Finding Church Finding Church

Awakening In A Different World

Posted on: March 5th, 2015 by Wayne Jacobsen 5 Comments

openwindowIn the last blog, A Pharisectomy in Progress Julie shared about being so disoriented in the process of learning to live in the new creation. It IS very disorienting when you discover that the way you’ve been living our faith has not more deeply engaged you to the Father of affection. But it is a marvelous process to awaken out of the frustration and futility of the old creation and begin to hope for something new and real, even if you can’t quite gasp it yet. It is hard for many not to rush back into their old performance mode when they begin to feel insecure at the lack of activity. It is like detoxing from religious thinking and religious obligation that seeks to earn what Father has already made a gift.

I appreciated Julie writing and many others who have responded to that blog and the many it has encouraged. Anne, a friend of mine from the UK tried to respond, but for some reason her comment wouldn’t post on the blog. She asked if I’d post it for her, but instead of adding it as a comment, I wanted to make it it’s own entry so people wouldn’t miss it. Anne also wrote, The Church Rising, in an earlier posting. One of the great joys of this journey is watching brothers and sisters who’ve been through this process encourage others who are having the same questions they wrestled with earlier. This encouragement is an amazing gift that the bride shares as she takes shape in the world.

Dear Julie (and so many others who are in this process),

How you are feeling, what you have experienced is wonderful and aweful and freeing and disorientating and so many other feelings all rolled up into one big “WHAT THE ___(fill in the current acceptable Christian expletive)___!” of pain and confusion and delivery.

I utterly get your email to Wayne. As will so many others who have listened to “The God Journey” who have read Finding Church, who have suddenly found there is something SO MUCH MORE than living in a cliched “Christian” stepford world. When you suddenly find out that performance in that world is not going to cut it anymore, that unless you are performing your fingernails off every second of every minute of every hour of every day and most nights, you are just not going to make the grade expected of you… everything in that world starts collapsing and you start seeing the ugly, sad, cringing little god/wizard behind all the levers and pulleys that had kept you enthralled for so many years. God?! Where is God, surely he is not this pathetic creature you suddenly see before you? The not so great and terrible wizard of Christendom?
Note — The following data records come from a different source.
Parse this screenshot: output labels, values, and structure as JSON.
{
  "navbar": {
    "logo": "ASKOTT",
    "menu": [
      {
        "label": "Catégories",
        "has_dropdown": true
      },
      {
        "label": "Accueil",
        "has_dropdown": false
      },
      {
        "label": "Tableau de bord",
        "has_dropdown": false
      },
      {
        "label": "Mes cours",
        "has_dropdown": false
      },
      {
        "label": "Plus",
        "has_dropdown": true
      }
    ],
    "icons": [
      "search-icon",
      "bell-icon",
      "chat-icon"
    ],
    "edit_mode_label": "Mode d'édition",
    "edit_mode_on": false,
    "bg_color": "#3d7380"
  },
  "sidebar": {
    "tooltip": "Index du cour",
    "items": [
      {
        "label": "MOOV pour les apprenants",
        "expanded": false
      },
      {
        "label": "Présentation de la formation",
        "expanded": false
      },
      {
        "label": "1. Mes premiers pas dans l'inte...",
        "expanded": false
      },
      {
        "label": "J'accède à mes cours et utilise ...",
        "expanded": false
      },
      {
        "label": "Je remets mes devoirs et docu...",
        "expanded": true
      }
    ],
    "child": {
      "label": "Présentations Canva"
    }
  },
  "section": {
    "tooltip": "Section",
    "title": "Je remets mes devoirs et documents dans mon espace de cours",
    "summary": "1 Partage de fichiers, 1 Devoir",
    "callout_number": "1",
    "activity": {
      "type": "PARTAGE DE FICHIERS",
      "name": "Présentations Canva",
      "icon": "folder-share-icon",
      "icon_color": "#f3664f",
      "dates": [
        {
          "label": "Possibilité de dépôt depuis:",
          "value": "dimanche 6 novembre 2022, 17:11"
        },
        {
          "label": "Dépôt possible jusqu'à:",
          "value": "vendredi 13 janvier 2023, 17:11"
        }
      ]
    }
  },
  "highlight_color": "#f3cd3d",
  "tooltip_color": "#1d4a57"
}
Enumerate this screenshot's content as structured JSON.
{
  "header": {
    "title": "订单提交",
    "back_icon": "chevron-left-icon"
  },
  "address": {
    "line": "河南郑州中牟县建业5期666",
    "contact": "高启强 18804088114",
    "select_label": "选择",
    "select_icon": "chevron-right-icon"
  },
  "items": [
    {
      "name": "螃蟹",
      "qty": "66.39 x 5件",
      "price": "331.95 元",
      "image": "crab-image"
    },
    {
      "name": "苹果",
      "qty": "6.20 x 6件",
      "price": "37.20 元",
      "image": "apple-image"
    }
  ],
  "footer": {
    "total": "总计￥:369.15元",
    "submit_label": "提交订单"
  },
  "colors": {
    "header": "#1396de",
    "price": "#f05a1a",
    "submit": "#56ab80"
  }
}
When I began to understand grace and grasp it was no longer I who live but Christ who lives in me, I had this part explained to me in good theological terms as my “Concept of God” being a little off! HA! In my opinion it was more than a little off. It was way off to the right (or left) and tethered there by those who had sought, however intentioned, to keep me under control of whatever sort. I dont blame them now, I feel incredible compassion for those who have been fobbed off with a lie for generations, and so put so much effort and energy into trying to do the fobbing off themselves, when I am sure they had the same scream from the inside saying “ABUNDANT LIFE!!??!!?? THERE HAS TO BE SOMETHING MORE” but had to get back on the hamster wheel because. well they just had to.

I felt the same exasperation as you, having also been the “good christian girl”, having the christian flesh taped onto rebellious bones so that it looked good, worship leader, pastors assistant, children’s worker, name it claim it gab it and grab it, it was all there, but like Paul I suddenly had this “awe filled” revelation of the utter DUNG that this was… so now what!!
But worse that that, if this god I had had thrust down my christian throat for all these years was a lie then where was the truth? If God wasn’t a parody of the wizard of Oz then who was he…?

You have experienced a birthing, a messy, painful, bloody battle of moving from one reality to another and it can be a long labour (especially when like many of us you have spent 30 odd years in an old and tatty womb) and an utterly disorientating time when you hit a world that is NOTHING like the world you left behind, where LOVE saturates the air you suddenly have to breath, and it seems to take forever to get the gunk of the old world out of your airways and lungs.

The Holy Spirit is the midwife, the Doctor, the specialist in bringing to birth the new creature in Christ, and as you begin to breath in this Kingdom, as your airways become clear and the life and love of the God of this Kingdom flood your being, you will BECOME so aware of your belovedness, so completely enthralled with Him, He is your beloved and you are His…

I know it seems impossible that the above is true when you are in the grip of the transition and it still seems dark, But the true God of wonder and Mystery is a master of this birthing, and He will bring you through into the abundant life that he always meant you to have, into the true uniqueness of your new creation self in Christ, beloved and whole and glorious… I promise, because I know Him now to be True as do so many others here.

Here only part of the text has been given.